CL – Admite que, apesar das proibições impostas pelo Governo para evitar a propagação do novo coronavírus, poderão ocorrer alguns excessos, encontros ilegais no concelho de Lagos? Acha que as Forças de Segurança estão preparadas para isso?
NS – Penso que em Lagos, tanto as autoridades policiais como as municipais têm a noção de que diariamente aconteceram excessos e situações incompreensíveis, e apesar da gravidade dos mesmos as autoridades pouco ou nada têm feito, basta relembrar a festa de Odiáxere, as Festas diárias na Praia da Batata ou o facto de alguns estabelecimentos não cumprirem os horários a que estavam obrigados.
A incapacidade das autoridades policiais deve-se sobretudo à falta de meios humanos que impedem as mesmas de cumprir a sua missão o que para eles é igualmente frustrante.
Acresce a tudo isto que começa a crescer um sentimento de revolta junto da população em geral que com todos os sacrifícios pessoais e financeiros cumpre as normas e outros que não as cumprindo re-
tiram daí benefícios financeiros e colocam em risco a saúde pública
de todos.
CL – Nas grandes superfícies comerciais assiste-se muitas vezes a ajuntamentos, enquanto que outros estabelecimentos são alvo de controlo. O que acha desta situação?

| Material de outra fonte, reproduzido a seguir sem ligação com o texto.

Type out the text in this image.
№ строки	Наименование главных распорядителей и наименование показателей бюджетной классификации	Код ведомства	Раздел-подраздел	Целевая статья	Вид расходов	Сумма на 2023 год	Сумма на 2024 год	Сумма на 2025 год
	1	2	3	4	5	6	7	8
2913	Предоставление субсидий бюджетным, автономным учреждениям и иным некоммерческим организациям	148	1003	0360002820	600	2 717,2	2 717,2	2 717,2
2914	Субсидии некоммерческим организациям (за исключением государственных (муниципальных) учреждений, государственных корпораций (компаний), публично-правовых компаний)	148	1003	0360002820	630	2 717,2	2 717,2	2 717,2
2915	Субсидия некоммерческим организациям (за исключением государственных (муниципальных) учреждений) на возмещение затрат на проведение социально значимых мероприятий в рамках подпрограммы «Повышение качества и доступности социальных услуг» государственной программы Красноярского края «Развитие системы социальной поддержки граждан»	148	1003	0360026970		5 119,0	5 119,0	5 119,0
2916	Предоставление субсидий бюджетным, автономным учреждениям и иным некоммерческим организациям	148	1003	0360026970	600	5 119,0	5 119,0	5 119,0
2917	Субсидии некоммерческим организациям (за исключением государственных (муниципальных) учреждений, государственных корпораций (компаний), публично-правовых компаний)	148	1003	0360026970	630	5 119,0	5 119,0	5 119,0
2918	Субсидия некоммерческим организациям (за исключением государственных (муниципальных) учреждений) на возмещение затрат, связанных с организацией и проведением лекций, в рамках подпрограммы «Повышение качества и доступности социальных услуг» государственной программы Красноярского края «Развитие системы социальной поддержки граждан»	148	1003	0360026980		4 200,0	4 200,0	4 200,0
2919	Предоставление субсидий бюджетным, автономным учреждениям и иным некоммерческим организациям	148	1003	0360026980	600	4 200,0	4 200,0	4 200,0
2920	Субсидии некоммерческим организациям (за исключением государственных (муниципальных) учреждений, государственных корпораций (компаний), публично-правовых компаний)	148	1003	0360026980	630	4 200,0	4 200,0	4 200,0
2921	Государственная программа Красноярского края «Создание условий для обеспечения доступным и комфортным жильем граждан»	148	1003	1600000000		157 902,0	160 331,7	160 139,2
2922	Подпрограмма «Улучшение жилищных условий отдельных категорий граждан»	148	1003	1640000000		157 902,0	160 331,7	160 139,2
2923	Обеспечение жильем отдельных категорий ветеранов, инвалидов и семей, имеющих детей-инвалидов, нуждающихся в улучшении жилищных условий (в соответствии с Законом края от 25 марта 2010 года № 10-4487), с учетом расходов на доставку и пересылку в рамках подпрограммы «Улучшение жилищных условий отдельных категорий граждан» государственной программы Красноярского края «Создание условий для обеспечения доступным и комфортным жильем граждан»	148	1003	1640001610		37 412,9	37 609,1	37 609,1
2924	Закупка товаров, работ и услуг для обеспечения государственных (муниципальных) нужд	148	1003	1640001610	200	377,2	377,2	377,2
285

NS – Em geral as micro e pequenas empresas, assim como os empresários em nome individual, que são a maioria dos que contribuem para as receitas do estado são sempre preteridos em relação às grandes empresas, isso é hoje mais visível no que respeita às grandes superfícies. É uma realidade que devemos combater, começando essa luta na alteração de padrões de consumo, o que se tem vindo a assistir de uma forma generalizada pela Europa.
CL – Noutros anos, nesta altura, como foi o movimento em Lagos? Quais os principais clientes? De onde vieram?
NS – Esta altura, até ao fim da segunda semana de Janeiro, normalmente era movimentada. Como sabe, temos um grande número de segunda habitação de cidadãos portugueses, do Reino Unido, da Suécia, da Holanda e da Alemanha, que aproveitavam este período para viram passar o ano por cá e passar uns dias de descanso.
CL – E qual a sua sensação para o fim-de-ano sem reveillons? Alguma vez imaginou uma situação deste tipo?
NS – Penso que ninguém imaginava este cenário e espero que não se volte a repetir, o que será sinal que teremos controlado a pandemia.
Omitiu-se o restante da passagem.